A 56-year-old woman comes to the office due to eye irritation, painful eye movements, and diplopia. Over the last few weeks, she has also experienced weight loss and fatigue. The patient smokes a pack of cigarettes a day and has a 25-pack-year history. Other medical problems include chronic obstructive pulmonary disease treated with an inhaled corticosteroid and bronchodilators. She also suffered a head injury in a motor vehicle accident 6 months ago. Blood pressure is 146/70 mm Hg, pulse is 110/min, and respirations are 18/min. On physical examination, the patient is unable to maintain eye convergence and experiences diplopia on upward gaze. Her eyes are shown in the image below.
Show Explanatory Sources
Which of the following is the most likely cause of this patient's examination findings?

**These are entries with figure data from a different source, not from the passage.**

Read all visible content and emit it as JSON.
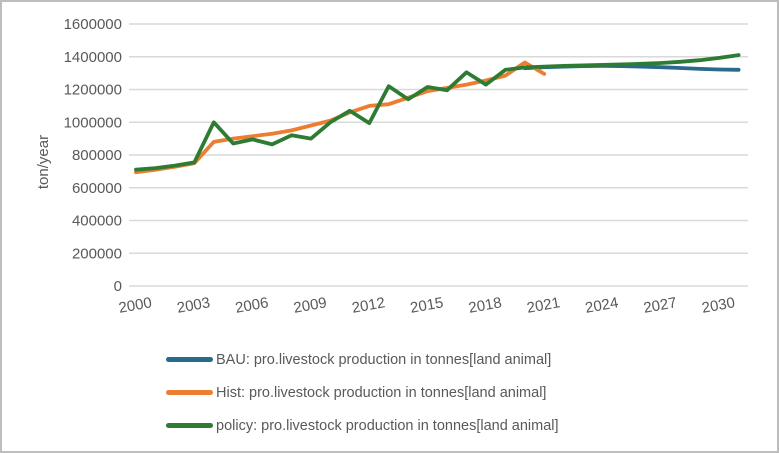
{
  "chart_data": {
    "type": "line",
    "title": "",
    "xlabel": "",
    "ylabel": "ton/year",
    "ylim": [
      0,
      1600000
    ],
    "yticks": [
      0,
      200000,
      400000,
      600000,
      800000,
      1000000,
      1200000,
      1400000,
      1600000
    ],
    "xticks": [
      2000,
      2003,
      2006,
      2009,
      2012,
      2015,
      2018,
      2021,
      2024,
      2027,
      2030
    ],
    "xlim": [
      2000,
      2031
    ],
    "grid": "horizontal-only",
    "gridline_color": "#d9d9d9",
    "tick_label_color": "#595959",
    "axis_label_color": "#595959",
    "legend_position": "bottom-left",
    "series": [
      {
        "name": "BAU: pro.livestock production in tonnes[land animal]",
        "color": "#29698c",
        "years": [
          2020,
          2021,
          2022,
          2023,
          2024,
          2025,
          2026,
          2027,
          2028,
          2029,
          2030,
          2031
        ],
        "values": [
          1330000,
          1336000,
          1340000,
          1343000,
          1344000,
          1343000,
          1340000,
          1336000,
          1331000,
          1326000,
          1322000,
          1320000
        ]
      },
      {
        "name": "Hist: pro.livestock production in tonnes[land animal]",
        "color": "#ed7d31",
        "years": [
          2000,
          2001,
          2002,
          2003,
          2004,
          2005,
          2006,
          2007,
          2008,
          2009,
          2010,
          2011,
          2012,
          2013,
          2014,
          2015,
          2016,
          2017,
          2018,
          2019,
          2020,
          2021
        ],
        "values": [
          695000,
          710000,
          728000,
          750000,
          880000,
          900000,
          915000,
          930000,
          950000,
          980000,
          1010000,
          1060000,
          1100000,
          1110000,
          1150000,
          1190000,
          1210000,
          1230000,
          1255000,
          1285000,
          1365000,
          1295000
        ]
      },
      {
        "name": "policy: pro.livestock production in tonnes[land animal]",
        "color": "#2e7b33",
        "years": [
          2000,
          2001,
          2002,
          2003,
          2004,
          2005,
          2006,
          2007,
          2008,
          2009,
          2010,
          2011,
          2012,
          2013,
          2014,
          2015,
          2016,
          2017,
          2018,
          2019,
          2020,
          2021,
          2022,
          2023,
          2024,
          2025,
          2026,
          2027,
          2028,
          2029,
          2030,
          2031
        ],
        "values": [
          710000,
          720000,
          735000,
          755000,
          1000000,
          870000,
          895000,
          865000,
          920000,
          900000,
          1000000,
          1070000,
          995000,
          1220000,
          1140000,
          1215000,
          1195000,
          1305000,
          1230000,
          1320000,
          1335000,
          1340000,
          1344000,
          1347000,
          1350000,
          1353000,
          1357000,
          1362000,
          1369000,
          1379000,
          1393000,
          1410000
        ]
      }
    ]
  }
}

Clinical manifestations of Graves disease | |
General | Heat intolerance, weight loss, sweating |
Eyes | Lid lag, proptosis, diplopia |
Skin | Hair loss, infiltrative dermopathy (pretibial myxedema) |
Cardiovascular | Tachycardia, hypertension, atrial fibrillation |
Nails | Onycholysis, clubbing (acropachy) |
Endocrine | Hyperglycemia, hypercalcemia, bone loss, menstrual irregularities |
Gastrointestinal | Diarrhea |
Neurology | Tremors, hyperreflexia, proximal muscle weakness |
This patient has clinical features of hyperthyroidism (ie, weight loss, tachycardia) with proptosis and impaired extraocular motion (decreased convergence, diplopia) consistent with Graves ophthalmopathy. Other common symptoms include irritation (eg, gritty or sandy sensation), redness, photophobia, pain, and tearing. Ophthalmopathy in Graves disease is typically diagnosed at the same time as hyperthyroidism but may occur before or after the onset of hyperthyroidism. Risk factors include female sex, advancing age, and smoking.
In Graves disease, thyrotropin (TSH) receptor autoantibodies (TRAB) stimulate thyroid hormone production, resulting in hyperthyroidism. Thyroid hormone increases sensitivity to catecholamines, and thyrotoxicosis of any etiology may cause lid lag and retraction due to sympathetic activation and contraction of the superior tarsal muscle. However, true exophthalmos with impaired extraocular motion is seen only in Graves disease and is due to T cell activation and stimulation of orbital fibroblasts and adipocytes by TRAB, resulting in orbital tissue expansion and lymphocytic infiltration.
(Choice A) Brain stem dysfunction can cause diplopia but not proptosis. Furthermore, because many neural tracts are tightly packed in the brain stem, other neurologic findings (eg, weakness, sensory deficits, altered sensorium) are usually present.
(Choice B) Increased intracranial pressure (eg, pseudotumor cerebri) can cause papilledema but would not cause proptosis.
(Choice C) Graves ophthalmopathy can cause increased intraocular pressure due to orbital tissue expansion and compression of the globe. However, increased intraocular pressure alone (eg, glaucoma) does not cause proptosis.
(Choices D and F) Myasthenia gravis (MG) is a disorder of the neuromuscular junction caused by autoantibodies against acetylcholine receptors on the motor end plate. Ocular involvement may cause fluctuating diplopia and ptosis. Lambert-Eaton myasthenic syndrome (LEMS) is a paraneoplastic syndrome that may also cause diplopia. However, ocular involvement by LEMS is less common than involvement of the proximal limb muscles, and neither MG nor LEMS would cause ocular irritation, painful movement, or proptosis.
Educational objective:
Graves ophthalmopathy is characterized by ocular irritation, impaired extraocular motion, and proptosis. It is caused by T cell activation and stimulation of orbital fibroblasts by thyrotropin (TSH) receptor autoantibodies, leading to expansion of orbital tissues.